In order to decrease the intra-abdominal pressure you must:

  1. Get rid of all of your heels, even the slightest heel. Ladies, this means I had to get rid of my beloved Frye boots that I wore almost every day during pregnancy. Any lift at all will pitch your whole body forward and you’ll have to tuck-and-suck to be upright (heels also flare your butt up, creating a sexier/more baboon-like look). I bought two pairs of Tieks and one pair of Uggs (pictured) and I literally wear no other shoes. More closet space!
  2. Walk totally upright with your weight in your heels. I feel this most when walking up inclines with a stroller (hello, life in San Francisco!).
  3. Stop jackknifing when getting up.  This is the toughest for me because I always used to rely on the abs to bring me up. I kind of saw it as an extra strengthening exercise. No longer.
  4. Squat when doing all lifting. This one was not bad when the baby was 10-15 pounds but now I find it really difficult not to compromise other muscles when lugging around the man baby.

There are other things but the basic premise is body awareness and creating an environment that is conducive to healing the connective tissue. I say that with a little hesitation because most doctors say that healing the connective tissue between the muscle bellies is impossible and you have to get surgery, so I consider this all one big experiment.

*Note: I am in no way affiliated with Mutu and have not signed up for their referral program because I am not far enough into the program to endorse it. My only motivation for writing these posts is to find some solidarity and help me stay committed to the program!
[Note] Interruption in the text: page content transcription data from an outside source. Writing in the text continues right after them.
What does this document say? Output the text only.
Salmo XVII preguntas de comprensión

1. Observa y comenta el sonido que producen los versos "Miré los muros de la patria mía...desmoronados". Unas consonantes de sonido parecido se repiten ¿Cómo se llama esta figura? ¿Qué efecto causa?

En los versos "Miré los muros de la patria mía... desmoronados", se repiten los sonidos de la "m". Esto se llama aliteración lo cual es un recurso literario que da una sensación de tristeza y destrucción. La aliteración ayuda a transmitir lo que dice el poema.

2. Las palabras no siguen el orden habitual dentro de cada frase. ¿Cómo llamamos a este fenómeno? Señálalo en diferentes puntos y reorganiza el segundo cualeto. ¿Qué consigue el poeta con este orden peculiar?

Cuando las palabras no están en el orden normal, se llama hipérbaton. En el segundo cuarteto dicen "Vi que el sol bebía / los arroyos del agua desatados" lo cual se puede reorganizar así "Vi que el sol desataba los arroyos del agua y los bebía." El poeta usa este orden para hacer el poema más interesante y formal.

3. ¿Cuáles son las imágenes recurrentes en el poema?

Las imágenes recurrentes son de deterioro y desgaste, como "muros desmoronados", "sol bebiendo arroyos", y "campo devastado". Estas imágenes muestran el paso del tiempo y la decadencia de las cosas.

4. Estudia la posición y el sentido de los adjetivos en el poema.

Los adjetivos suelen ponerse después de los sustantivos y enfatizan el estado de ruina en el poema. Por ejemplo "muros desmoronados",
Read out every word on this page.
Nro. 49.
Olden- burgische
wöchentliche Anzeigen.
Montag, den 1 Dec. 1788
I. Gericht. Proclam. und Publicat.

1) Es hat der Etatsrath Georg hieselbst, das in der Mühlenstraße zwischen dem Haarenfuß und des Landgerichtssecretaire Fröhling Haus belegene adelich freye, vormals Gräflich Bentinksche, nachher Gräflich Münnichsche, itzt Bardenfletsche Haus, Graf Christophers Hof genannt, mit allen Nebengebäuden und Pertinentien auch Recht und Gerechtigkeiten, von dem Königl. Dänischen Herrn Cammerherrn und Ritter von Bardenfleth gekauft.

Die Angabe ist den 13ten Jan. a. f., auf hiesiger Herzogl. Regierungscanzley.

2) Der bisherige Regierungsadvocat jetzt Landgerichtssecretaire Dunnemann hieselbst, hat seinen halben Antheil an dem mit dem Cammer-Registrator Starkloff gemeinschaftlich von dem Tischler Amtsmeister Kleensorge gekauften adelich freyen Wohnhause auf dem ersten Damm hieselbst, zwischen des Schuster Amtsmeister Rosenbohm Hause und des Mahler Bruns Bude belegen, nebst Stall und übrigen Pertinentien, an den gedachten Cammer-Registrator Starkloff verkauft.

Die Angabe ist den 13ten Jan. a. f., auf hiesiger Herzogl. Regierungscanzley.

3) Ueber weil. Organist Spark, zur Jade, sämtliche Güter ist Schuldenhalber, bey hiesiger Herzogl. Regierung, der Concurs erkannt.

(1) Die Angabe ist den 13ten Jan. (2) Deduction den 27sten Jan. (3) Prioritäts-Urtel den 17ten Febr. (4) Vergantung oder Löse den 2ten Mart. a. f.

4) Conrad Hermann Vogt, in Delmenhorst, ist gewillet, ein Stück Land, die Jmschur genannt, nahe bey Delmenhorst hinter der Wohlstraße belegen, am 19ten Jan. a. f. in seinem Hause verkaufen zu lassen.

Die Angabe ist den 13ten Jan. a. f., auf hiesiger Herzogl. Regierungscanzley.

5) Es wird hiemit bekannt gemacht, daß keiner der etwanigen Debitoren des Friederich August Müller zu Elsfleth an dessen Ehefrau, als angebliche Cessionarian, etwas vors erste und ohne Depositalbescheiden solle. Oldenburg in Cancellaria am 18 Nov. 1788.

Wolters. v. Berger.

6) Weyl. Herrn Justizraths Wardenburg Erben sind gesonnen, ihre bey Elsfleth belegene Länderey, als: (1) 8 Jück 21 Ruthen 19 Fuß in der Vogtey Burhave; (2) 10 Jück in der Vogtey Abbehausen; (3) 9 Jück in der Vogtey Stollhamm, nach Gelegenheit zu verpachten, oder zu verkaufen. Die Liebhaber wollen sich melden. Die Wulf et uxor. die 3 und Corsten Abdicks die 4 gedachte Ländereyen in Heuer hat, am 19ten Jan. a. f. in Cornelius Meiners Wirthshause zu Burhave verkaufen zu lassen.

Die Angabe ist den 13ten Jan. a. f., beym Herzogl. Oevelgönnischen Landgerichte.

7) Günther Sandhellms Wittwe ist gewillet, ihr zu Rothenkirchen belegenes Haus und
A coming out of the bedroom post

Every day I impulsively turn sideways and look in the bedroom mirror at the big bulge around my midsection. I remember how taut and gigantic it was back in March, right before my son made his big entrance into this place. By comparison, it’s small now, but I was hoping I wouldn’t look pregnant at all.

I expected that as soon as I was healed up I’d be back to the gym doing inversions, wheel pose, Body Pump, spinning, and all the other things I genuinely missed. Weeks and then months went by and my midsection didn’t pop back the way I was expecting.

My doctor confirmed my three plus finger diastasis recti and told me to just wait until my last kid and she could do a C-section and stitch me back together (no, thanks!). She said if I didn’t opt for surgery I was just going to look pregnant forever. My upper back started to tingle, my lower back spasm.

I signed up for the Mutu course, but had trouble sticking with it. I don’t have Facebook so I can’t be part of their community of moms. I started to spiral, feeling that I’d lost a part of myself, trapped between wanting to be fit and not wanting to hurt myself further.

So that’s where this post leaves me. I hope that someone else out there with a diastasis recti reads this and finds some camaraderie with me in this journey. I am going to start the Mutu course by Wendy Powell again from scratch and post my updates here. I don’t plan on doing Tupler, but I may change my mind depending on if I see results with Mutu.